Abano suffered a $48.7m loss and is recommending shareholders accept new takeover offer.
Investors are weighing up the chances of a new bid for Abano Healthcare succeeding in full or being reduced in price due to more Covid-19 fallout.
Abano's board has unanimously recommended shareholders accept the new bid from BGH Capital and Ontario Teachers' Pension Plan, this time at $4.45 per shareand subject to certain conditions.
Those conditions are primarily related to Covid-19 fallout and could strip up to 75c from the offer price under the worst-case scenario.
News of the revised deal, announced in conjunction with a 48.7m loss, sent Abano shares up around 40 per cent to $3.65 – just below the $3.70 theoretical price if all conditions were not met.
"Clearly investors are concerned that there may be some adjustment," said Stephen Ridgewell of Craigs Investment Partners when asked about investor reaction to the new bid.
"It's worth noting that none of those clauses have been triggered at this point so it may find that people are being a bit overly cautious.
"It would require a more significant impact that what we have seen in the last few weeks in Auckland to trigger the full adjustment … but there is some risk around the final offer price for sure."
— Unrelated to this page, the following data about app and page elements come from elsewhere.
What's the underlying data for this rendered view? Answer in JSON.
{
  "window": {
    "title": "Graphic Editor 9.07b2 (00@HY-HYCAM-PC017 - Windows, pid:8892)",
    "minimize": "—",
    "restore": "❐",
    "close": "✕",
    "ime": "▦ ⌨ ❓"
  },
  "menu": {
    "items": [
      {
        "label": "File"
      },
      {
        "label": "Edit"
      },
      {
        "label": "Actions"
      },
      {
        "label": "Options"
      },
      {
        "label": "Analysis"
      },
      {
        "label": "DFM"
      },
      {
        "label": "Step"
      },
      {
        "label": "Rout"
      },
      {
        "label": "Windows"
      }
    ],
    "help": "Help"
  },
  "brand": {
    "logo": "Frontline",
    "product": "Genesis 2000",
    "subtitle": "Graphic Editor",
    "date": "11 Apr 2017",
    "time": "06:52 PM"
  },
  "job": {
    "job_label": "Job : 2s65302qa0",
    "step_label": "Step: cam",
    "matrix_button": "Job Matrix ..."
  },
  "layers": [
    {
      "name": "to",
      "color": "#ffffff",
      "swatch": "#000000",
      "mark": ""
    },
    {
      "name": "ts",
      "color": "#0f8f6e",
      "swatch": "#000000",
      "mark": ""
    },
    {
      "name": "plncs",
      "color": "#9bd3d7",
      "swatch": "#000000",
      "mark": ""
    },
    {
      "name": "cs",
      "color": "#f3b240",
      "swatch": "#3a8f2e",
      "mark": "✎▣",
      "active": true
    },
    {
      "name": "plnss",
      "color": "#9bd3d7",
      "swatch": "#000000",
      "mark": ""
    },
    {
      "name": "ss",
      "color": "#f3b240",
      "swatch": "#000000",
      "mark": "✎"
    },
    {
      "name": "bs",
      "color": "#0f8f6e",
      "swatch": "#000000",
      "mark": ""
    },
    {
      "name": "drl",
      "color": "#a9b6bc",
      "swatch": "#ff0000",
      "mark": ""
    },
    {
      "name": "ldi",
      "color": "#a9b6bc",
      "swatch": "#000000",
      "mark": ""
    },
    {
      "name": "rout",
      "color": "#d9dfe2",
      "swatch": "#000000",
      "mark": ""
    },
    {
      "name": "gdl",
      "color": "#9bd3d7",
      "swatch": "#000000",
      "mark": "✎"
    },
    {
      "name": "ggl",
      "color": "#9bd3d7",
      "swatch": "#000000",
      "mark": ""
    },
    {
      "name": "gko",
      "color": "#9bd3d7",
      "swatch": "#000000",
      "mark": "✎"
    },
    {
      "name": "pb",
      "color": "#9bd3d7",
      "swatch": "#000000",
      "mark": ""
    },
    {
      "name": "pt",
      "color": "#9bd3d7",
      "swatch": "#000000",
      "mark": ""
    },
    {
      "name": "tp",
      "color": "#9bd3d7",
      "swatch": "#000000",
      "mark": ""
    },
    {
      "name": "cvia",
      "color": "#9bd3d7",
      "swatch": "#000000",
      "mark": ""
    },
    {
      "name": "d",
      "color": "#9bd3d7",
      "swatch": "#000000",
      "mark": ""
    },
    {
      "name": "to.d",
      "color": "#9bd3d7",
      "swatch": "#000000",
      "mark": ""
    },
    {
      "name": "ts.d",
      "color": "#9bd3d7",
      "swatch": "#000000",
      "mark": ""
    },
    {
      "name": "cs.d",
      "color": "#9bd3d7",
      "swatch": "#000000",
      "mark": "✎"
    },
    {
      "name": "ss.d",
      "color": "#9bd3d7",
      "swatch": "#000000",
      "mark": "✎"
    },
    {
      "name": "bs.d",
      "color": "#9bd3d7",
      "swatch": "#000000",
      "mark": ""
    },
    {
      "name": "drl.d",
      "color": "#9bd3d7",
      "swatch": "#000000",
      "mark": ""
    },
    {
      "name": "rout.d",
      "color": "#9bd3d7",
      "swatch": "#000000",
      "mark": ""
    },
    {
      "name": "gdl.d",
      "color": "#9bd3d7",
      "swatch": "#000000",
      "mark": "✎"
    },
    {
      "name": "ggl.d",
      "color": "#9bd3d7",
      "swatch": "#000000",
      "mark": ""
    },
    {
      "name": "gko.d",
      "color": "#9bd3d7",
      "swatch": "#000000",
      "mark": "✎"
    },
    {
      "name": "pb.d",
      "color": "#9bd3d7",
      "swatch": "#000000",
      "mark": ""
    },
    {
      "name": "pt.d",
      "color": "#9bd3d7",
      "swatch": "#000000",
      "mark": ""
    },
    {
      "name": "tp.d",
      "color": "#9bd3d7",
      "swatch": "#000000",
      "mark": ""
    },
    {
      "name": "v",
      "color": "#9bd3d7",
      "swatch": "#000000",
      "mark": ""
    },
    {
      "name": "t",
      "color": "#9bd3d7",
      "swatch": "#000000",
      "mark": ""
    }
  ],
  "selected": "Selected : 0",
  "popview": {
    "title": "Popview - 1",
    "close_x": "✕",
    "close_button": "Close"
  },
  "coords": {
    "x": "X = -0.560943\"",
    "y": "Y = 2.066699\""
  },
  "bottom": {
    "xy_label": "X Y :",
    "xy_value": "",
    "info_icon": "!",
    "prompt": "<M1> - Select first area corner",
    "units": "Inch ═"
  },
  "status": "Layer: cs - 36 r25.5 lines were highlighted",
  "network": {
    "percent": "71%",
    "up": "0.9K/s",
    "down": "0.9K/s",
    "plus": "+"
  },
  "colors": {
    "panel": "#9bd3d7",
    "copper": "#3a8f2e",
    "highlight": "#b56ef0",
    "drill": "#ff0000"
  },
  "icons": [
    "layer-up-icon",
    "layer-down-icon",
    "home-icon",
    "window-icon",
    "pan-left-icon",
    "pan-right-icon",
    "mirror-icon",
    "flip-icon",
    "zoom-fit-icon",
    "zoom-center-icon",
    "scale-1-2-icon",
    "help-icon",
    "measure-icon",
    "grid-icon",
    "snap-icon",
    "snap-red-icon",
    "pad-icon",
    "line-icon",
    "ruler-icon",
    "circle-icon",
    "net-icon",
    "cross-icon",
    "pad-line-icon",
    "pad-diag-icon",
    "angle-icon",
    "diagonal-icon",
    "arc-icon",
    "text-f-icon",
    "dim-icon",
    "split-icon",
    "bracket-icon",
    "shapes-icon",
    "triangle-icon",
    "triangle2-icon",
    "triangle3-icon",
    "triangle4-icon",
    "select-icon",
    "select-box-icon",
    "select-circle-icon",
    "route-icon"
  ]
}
Abano chairwoman Pip Dunphy reminded shareholders that should the deal – pitched as a Scheme of Arrangement – not proceed then shareholders would retain the risk of the actual value impacts while the company is also likely to undertake a capital raising.
The new bid, which values Abano at $117 million, comes after an original scheme of arrangement offered by the same parties and pitched at $5.70 a share was scrapped due to the Covid-19 crisis.
While there are a number of defined "adjustment events" the new deal does remove the bidders' right to terminate the scheme if a "material adverse change" occurs.
"The dental industry is highly sensitive to the Covid-19 environment with only limited emergency care able to be provided during level 3 and 4 lockdowns, and the pandemic has had a material impact on Abano's business and cashflows this year," Dunphy said in a statement.
"While Abano is expected to recover to pre-Covid trading levels, the timing of this remains uncertain and the risks of further impacts from Covid-19 can be expected in the near term."
"The new scheme proposal removes the uncertainty of a 'material adverse change' impacting on the settlement of the scheme, and instead, a series of pricing adjustments have been negotiated which contemplate a number of potential adverse events that could occur between today and settlement of the Scheme and quantifies those impacts on the company's value."
The announcement of the new bid co-incided with Abano posting a $48.7m net loss after tax, including $45.5m of impairments, for the year to May 31, 2020.
Underlying profit, pre-NZ IFRS 16, was $700,000 and underlying Ebitda was $17.4m pre-NZ IFRS 16 and including wage subsidies of $8.5m (compared with guidance of $17m to $20m).
As at May 31 the company's net drawn bank debt was $134.5m and has since reduced to approximately $123m as at 31 July 2020, with total facilities of approximately $170m.
Abano had to agree to amended banking terms in May to provide for operating requirements and "execution of optimisation initiatives".
"The board remains focused on prudent capital management and preserving cash," the company said.
No dividend was declared given the uncertainty.
The move to the level 4 lockdown in New Zealand in late-March and the restrictions in Australia in April saw Abano temporarily close all its practices, with a small number of practices remaining open to provide emergency care.
This led to a drop in Abano's monthly revenue from approximately $29m to almost zero. Since May the company has had relatively strong trading.
The company said it was able to quickly move to a remote working environment, while cancelling or deferring all non-essential spending, reducing management and director remuneration, and agreeing to amended banking terms to existing facilities.
Ridgewell said dentistry was typically something that is deferred not lost in a lockdown and there would have been increased demand when restrictions were relaxed enough for businesses to operate.
"So they've seen a particularly strong period. The challenge is to work out what a sustainable level of ebitda is for the business. We'd caution that the strong trading in the last few months reflects a catch up of demand rather than the new normal."